Estou aqui porque preciso fazer algo que me diga, e concretize, e garanta, e torne nítido como uma manhã açoriana, que o tempo e o espaço são nossas criações, e nada mais. Que não nos vamos, porque sequer chegamos. Que o lá, e o aqui, e o do outro lado são as mesmas coisas, vestidas de tules diferentes.

E por isso, porque são criações e não realidades, com os olhos fechados neste domingo de Ramos, vejo a mais nova das minhas tias. Vejo-a no seu riso rouco. Vejo-a nos seus dedos que como os meus têm as unhas roídas. Vejo-a na sua recitação acelerada do Pai Nosso nas missas de domingo. Vejo-a deitada ao meu lado, ambas cativas de hepatites gêmeas. Vejo-a hábil à máquina de costura. Vejo-a modelando flores de papel para uma festa na garagem nas Caldas. Vejo-a gargalhando. Vejo-a por entre as nuvens de fumo dos seus cigarros. E vejo-a quando uma voz tão conhecida diz “Ó Manela, então já cá chegaste?!” e eu viro-me e são ela e meu pai, que me acenam do outro lado do tempo e do espaço, e me dizem “até logo” e se afastam, porque a minha avó os chamou também de outro lado, e eu fecho os olhos porque as saudades impedem-me de querer ver o resto.

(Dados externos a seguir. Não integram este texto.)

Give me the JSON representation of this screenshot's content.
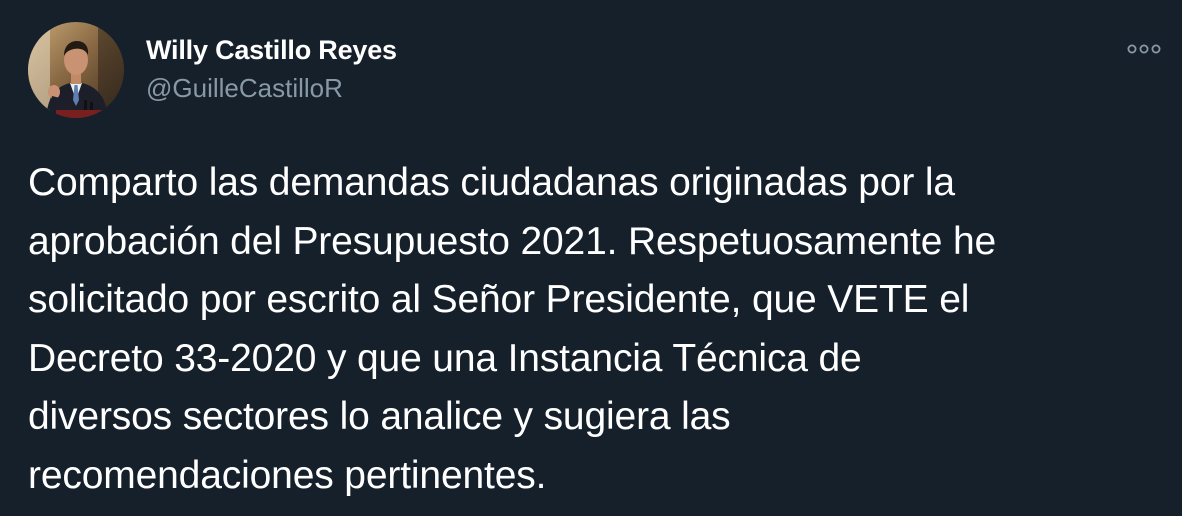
{
  "author": {
    "display_name": "Willy Castillo Reyes",
    "handle": "@GuilleCastilloR",
    "avatar_icon": "profile-photo-man-in-suit-at-podium"
  },
  "menu": {
    "more_icon": "more-options-icon"
  },
  "tweet": {
    "text": "Comparto las demandas ciudadanas originadas por la\naprobación del Presupuesto 2021. Respetuosamente he\nsolicitado por escrito al Señor Presidente, que VETE el\nDecreto 33-2020 y que una Instancia Técnica de\ndiversos sectores lo analice y sugiera las\nrecomendaciones pertinentes."
  },
  "colors": {
    "background": "#15202b",
    "primary_text": "#ffffff",
    "secondary_text": "#8899a6"
  }
}
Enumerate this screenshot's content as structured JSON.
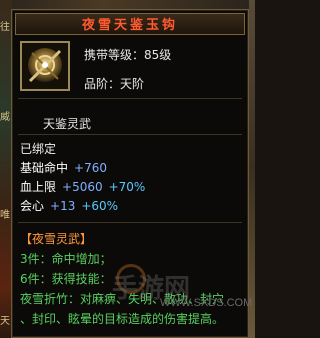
{
  "tooltip": {
    "title": "夜雪天鉴玉钩",
    "carry_level": "携带等级：85级",
    "grade": "品阶：天阶",
    "item_name": "天鉴灵武",
    "bound": "已绑定",
    "stats": [
      {
        "label": "基础命中",
        "value": "+760",
        "percent": ""
      },
      {
        "label": "血上限",
        "value": "+5060",
        "percent": "+70%"
      },
      {
        "label": "会心",
        "value": "+13",
        "percent": "+60%"
      }
    ],
    "set": {
      "title": "【夜雪灵武】",
      "piece3": "3件：命中增加；",
      "piece6": "6件：获得技能：",
      "desc1": "夜雪折竹：对麻痹、失明、散功、封穴",
      "desc2": "、封印、眩晕的目标造成的伤害提高。"
    }
  },
  "watermark": {
    "url": "WWW.SXDS.COM",
    "brand": "手游网"
  },
  "background": {
    "left_fragments": [
      "往",
      "威",
      "唯",
      "天"
    ]
  },
  "colors": {
    "title": "#ff5a30",
    "stat_value": "#7fb0ff",
    "stat_percent": "#58c8ff",
    "set_text": "#58d060",
    "set_title": "#ff9a3a"
  }
}
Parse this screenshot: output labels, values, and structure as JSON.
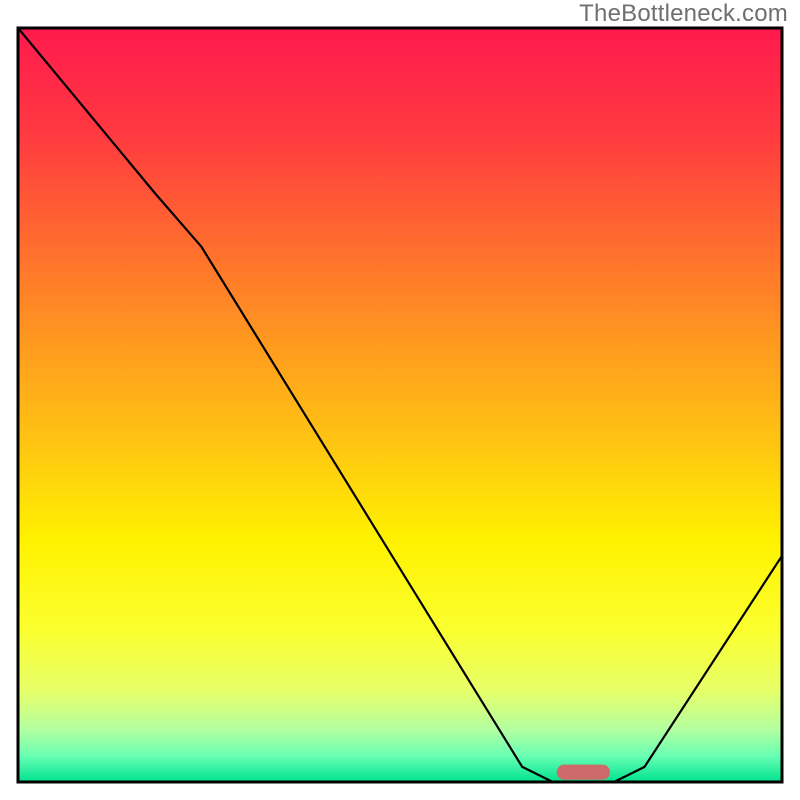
{
  "watermark": "TheBottleneck.com",
  "chart_data": {
    "type": "line",
    "title": "",
    "xlabel": "",
    "ylabel": "",
    "xlim": [
      0,
      100
    ],
    "ylim": [
      0,
      100
    ],
    "background_gradient": {
      "stops": [
        {
          "offset": 0.0,
          "color": "#ff1a4e"
        },
        {
          "offset": 0.14,
          "color": "#ff3940"
        },
        {
          "offset": 0.28,
          "color": "#ff6a2f"
        },
        {
          "offset": 0.42,
          "color": "#ff9a1f"
        },
        {
          "offset": 0.56,
          "color": "#ffc811"
        },
        {
          "offset": 0.68,
          "color": "#fff200"
        },
        {
          "offset": 0.8,
          "color": "#fbff30"
        },
        {
          "offset": 0.88,
          "color": "#e6ff6a"
        },
        {
          "offset": 0.93,
          "color": "#b3ffa0"
        },
        {
          "offset": 0.965,
          "color": "#6affb3"
        },
        {
          "offset": 1.0,
          "color": "#00e38f"
        }
      ]
    },
    "curve": {
      "note": "y normalized 0..100 (0 = bottom/best, 100 = top/worst); x normalized 0..100",
      "points": [
        {
          "x": 0.0,
          "y": 100.0
        },
        {
          "x": 18.0,
          "y": 78.0
        },
        {
          "x": 24.0,
          "y": 71.0
        },
        {
          "x": 66.0,
          "y": 2.0
        },
        {
          "x": 70.0,
          "y": 0.0
        },
        {
          "x": 78.0,
          "y": 0.0
        },
        {
          "x": 82.0,
          "y": 2.0
        },
        {
          "x": 100.0,
          "y": 30.0
        }
      ]
    },
    "marker": {
      "x_center": 74.0,
      "y": 1.3,
      "width": 7.0,
      "height": 2.0,
      "color": "#cf6a6a"
    },
    "frame_color": "#000000"
  }
}
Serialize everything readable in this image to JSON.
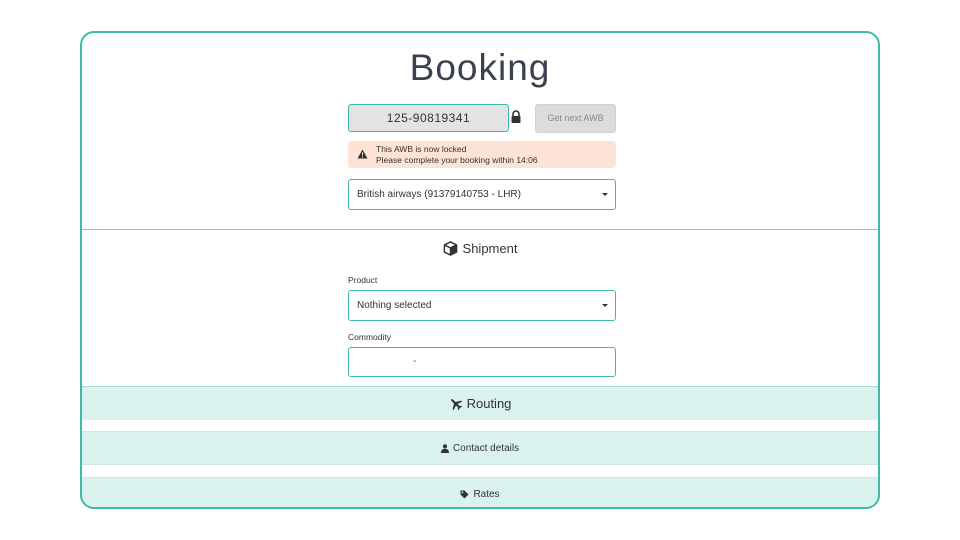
{
  "booking": {
    "title": "Booking",
    "awb_number": "125-90819341",
    "get_next_awb_label": "Get next AWB",
    "alert": {
      "line1": "This AWB is now locked",
      "line2": "Please complete your booking within 14:06"
    },
    "carrier_selected": "British airways (91379140753 - LHR)"
  },
  "shipment": {
    "heading": "Shipment",
    "product_label": "Product",
    "product_selected": "Nothing selected",
    "commodity_label": "Commodity",
    "commodity_value": "-"
  },
  "sections": {
    "routing": "Routing",
    "contact_details": "Contact details",
    "rates": "Rates"
  },
  "icons": {
    "lock": "lock-icon",
    "warning": "warning-icon",
    "box": "box-icon",
    "plane": "plane-icon",
    "user": "user-icon",
    "tag": "tag-icon"
  },
  "colors": {
    "accent": "#3dbba6",
    "band_bg": "#d9f2ed",
    "alert_bg": "#fde3d6",
    "title": "#3c4150"
  }
}
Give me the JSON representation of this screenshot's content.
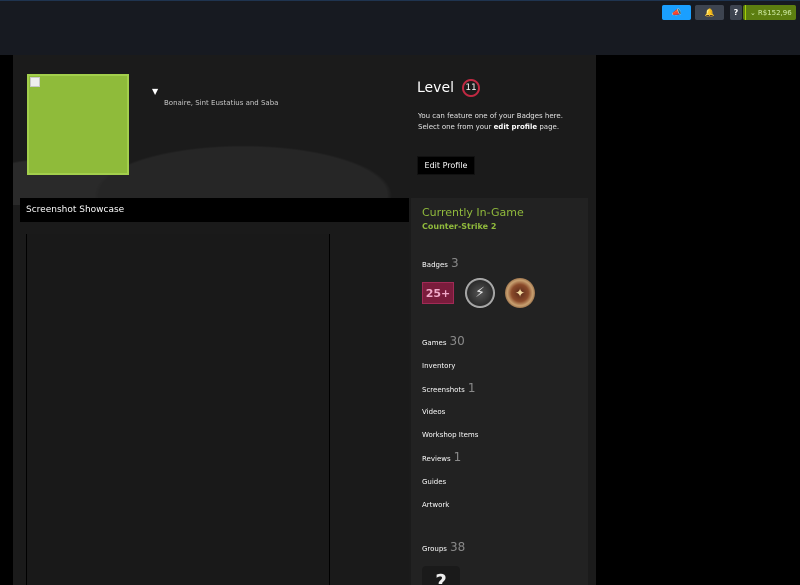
{
  "header": {
    "announce_icon": "megaphone-icon",
    "notify_icon": "bell-icon",
    "help_label": "?",
    "wallet_label": "R$152,96"
  },
  "profile": {
    "location": "Bonaire, Sint Eustatius and Saba",
    "level_label": "Level",
    "level_value": "11",
    "level_help_prefix": "You can feature one of your Badges here. Select one from your ",
    "level_help_link": "edit profile",
    "level_help_suffix": " page.",
    "edit_profile_label": "Edit Profile"
  },
  "showcase": {
    "title": "Screenshot Showcase"
  },
  "sidebar": {
    "ingame_title": "Currently In-Game",
    "ingame_game": "Counter-Strike 2",
    "badges_label": "Badges",
    "badges_count": "3",
    "badge_25_label": "25+",
    "games_label": "Games",
    "games_count": "30",
    "inventory_label": "Inventory",
    "screenshots_label": "Screenshots",
    "screenshots_count": "1",
    "videos_label": "Videos",
    "workshop_label": "Workshop Items",
    "reviews_label": "Reviews",
    "reviews_count": "1",
    "guides_label": "Guides",
    "artwork_label": "Artwork",
    "groups_label": "Groups",
    "groups_count": "38",
    "group_avatar_text": "?"
  },
  "colors": {
    "ingame_green": "#90ba3c",
    "level_ring": "#c02942",
    "announce_blue": "#1a9fff",
    "wallet_green": "#5c7e10"
  }
}
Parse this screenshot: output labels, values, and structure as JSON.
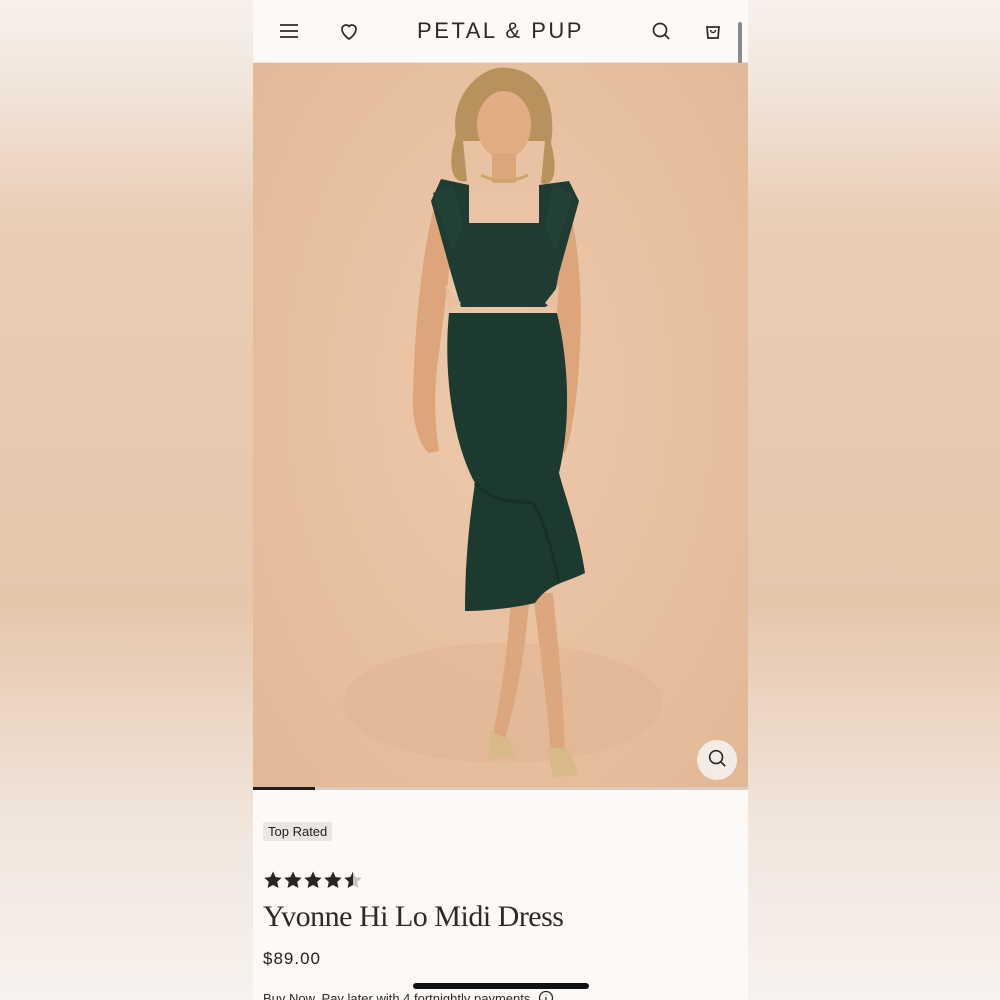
{
  "header": {
    "brand": "PETAL & PUP",
    "icons": [
      "menu-icon",
      "heart-icon",
      "search-icon",
      "cart-icon"
    ]
  },
  "gallery": {
    "image_description_icon": "zoom-icon",
    "progress": 0.125
  },
  "product": {
    "badge": "Top Rated",
    "rating": 4.5,
    "rating_max": 5,
    "title": "Yvonne Hi Lo Midi Dress",
    "price": "$89.00",
    "pay_later": "Buy Now, Pay later with 4 fortnightly payments"
  },
  "colors": {
    "dress": "#1f3b32",
    "background": "#e7c0a0",
    "text": "#2a2a2a"
  }
}
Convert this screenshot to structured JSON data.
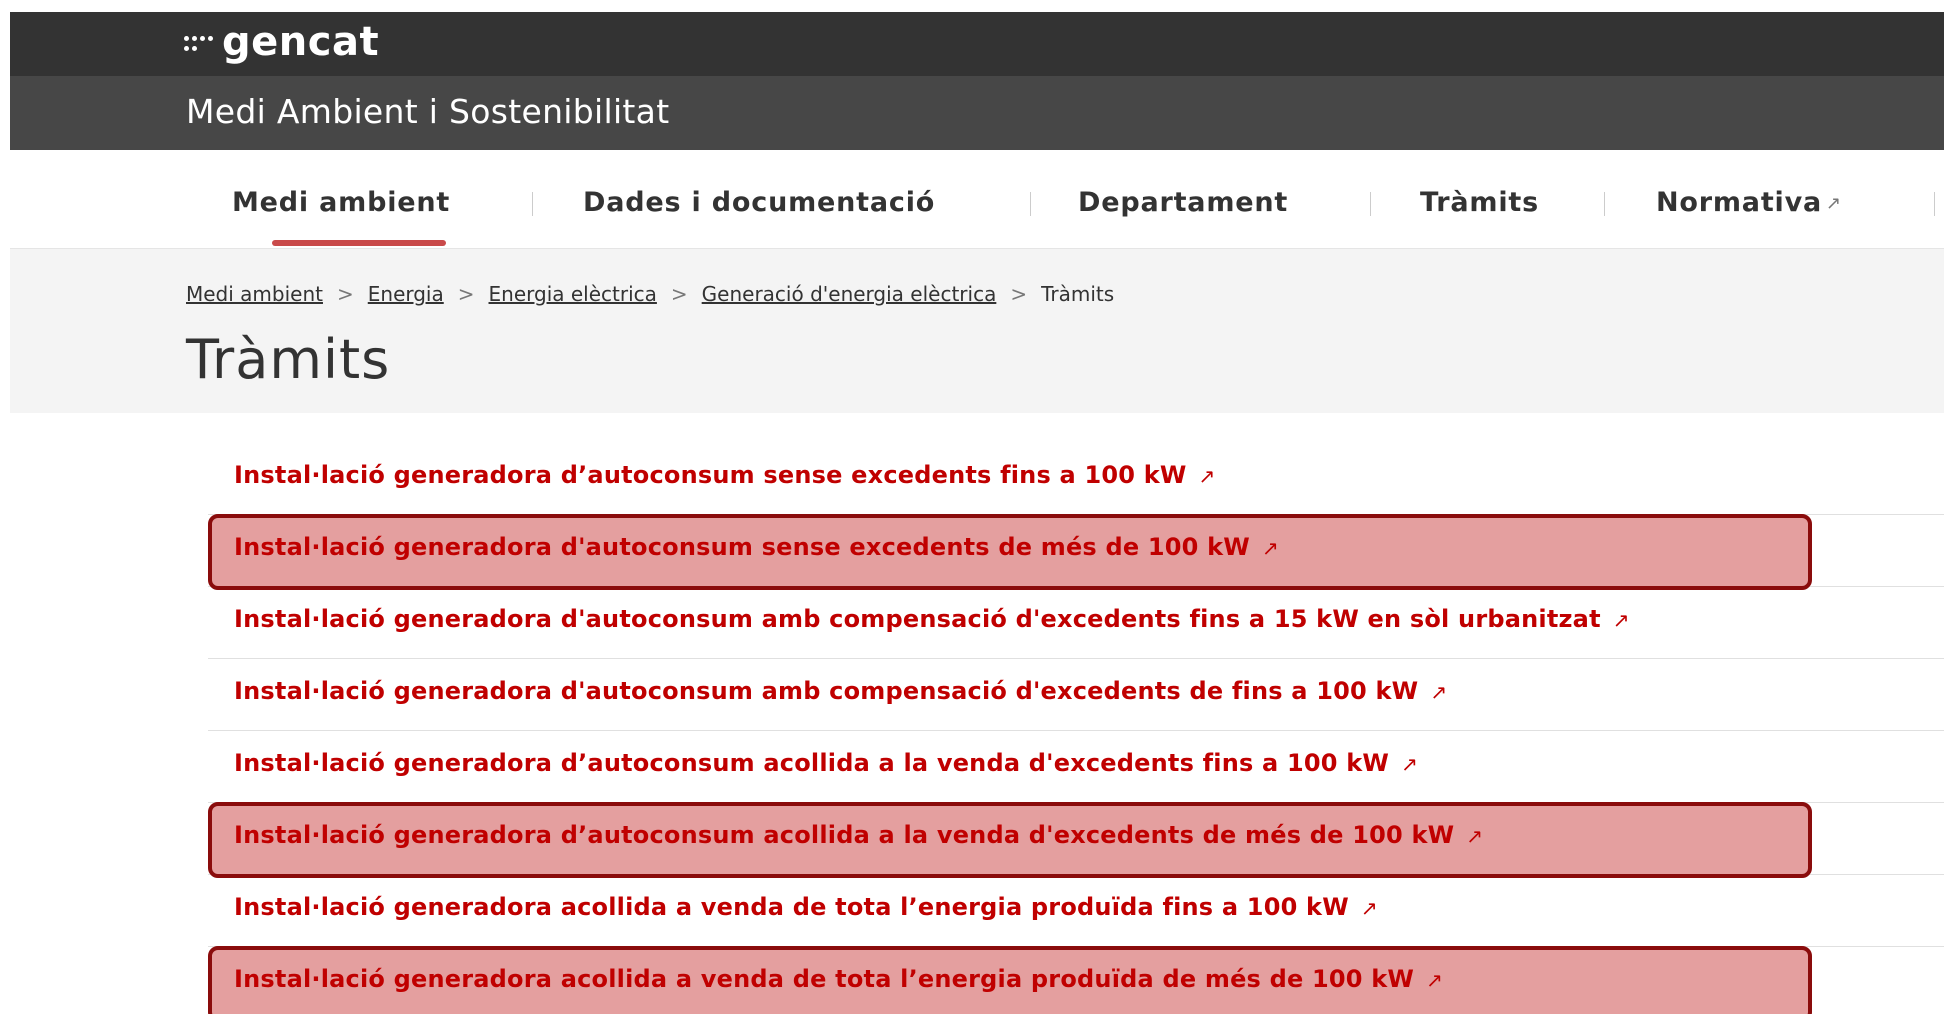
{
  "header": {
    "logo_text": "gencat",
    "department_title": "Medi Ambient i Sostenibilitat"
  },
  "nav": {
    "items": [
      {
        "label": "Medi ambient",
        "active": true
      },
      {
        "label": "Dades i documentació"
      },
      {
        "label": "Departament"
      },
      {
        "label": "Tràmits"
      },
      {
        "label": "Normativa",
        "external": true
      }
    ],
    "external_icon": "external-link-icon"
  },
  "breadcrumb": {
    "items": [
      "Medi ambient",
      "Energia",
      "Energia elèctrica",
      "Generació d'energia elèctrica",
      "Tràmits"
    ],
    "separator": ">"
  },
  "page_title": "Tràmits",
  "procedures": [
    {
      "label": "Instal·lació generadora d’autoconsum sense excedents fins a 100 kW",
      "highlighted": false
    },
    {
      "label": "Instal·lació generadora d'autoconsum sense excedents de més de 100 kW",
      "highlighted": true
    },
    {
      "label": "Instal·lació generadora d'autoconsum amb compensació d'excedents fins a 15 kW en sòl urbanitzat",
      "highlighted": false
    },
    {
      "label": "Instal·lació generadora d'autoconsum amb compensació d'excedents de fins a 100 kW",
      "highlighted": false
    },
    {
      "label": "Instal·lació generadora d’autoconsum acollida a la venda d'excedents fins a 100 kW",
      "highlighted": false
    },
    {
      "label": "Instal·lació generadora d’autoconsum acollida a la venda d'excedents de més de 100 kW",
      "highlighted": true
    },
    {
      "label": "Instal·lació generadora acollida a venda de tota l’energia produïda fins a 100 kW",
      "highlighted": false
    },
    {
      "label": "Instal·lació generadora acollida a venda de tota l’energia produïda de més de 100 kW",
      "highlighted": true
    }
  ],
  "colors": {
    "topbar": "#333333",
    "deptbar": "#474747",
    "link_red": "#c00000",
    "highlight_fill": "#cd5050",
    "highlight_border": "#8a0c0c",
    "active_underline": "#c94a4a"
  }
}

E volto à missa, e ao domingo de Ramos: esse domingo tão lindo, acho, porque nos diz que tudo o que será já é, e nós sabemos. Só fazemos de conta, às vezes, que não.


03/03/2013

O lago de Isaura

Este é o último dia. Isaura muda-se para um lugar menor, mais apertado. Escolheu-o pelas janelas, que são maiores e deixam entrar mais luz. Tanto faz que o espaço seja menor, mas porque é menor, e bem menor, Isaura está sentada no chão de ladrilhos do seu ainda apartamento, arrumando em caixas estreitas o que decidiu deixar. Entre todas as coisas, há aquelas que não levará, e nem ao peso da recordação que se lhes amarrou. As mãos de Isaura acariciam as superfícies. Ainda estão quentes. A garrafa vazia de café. Os lábios tatuados no copo de vidro. A sombra dos cigarros no cinzeiro queimado. E outras coisas, que não tiveram tempo de ganhar nome. Também as palavras, aquelas de natureza volátil como cheiro de nuvem, aquelas que aos poucos se apagam (se apagarão) das telas das retinas dos olhos de Isaura. Também elas precisam ser encaixotadas. Como pinturas complexas e vibrantes de consistência líquida, são palavras que se descolam das retinas. Isaura observa o seu cair diante do espelho baço do banheiro. E lembra-se da escova de dentes, e volta à sala para colocá-la junto às demais coisas. Armindo ganha forma no chão da sala, feito das coisas que se lhe encostaram. Nenhuma marca de sua música, apenas as marcas de seus dedos, e mesmo elas tão difíceis de serem recriadas.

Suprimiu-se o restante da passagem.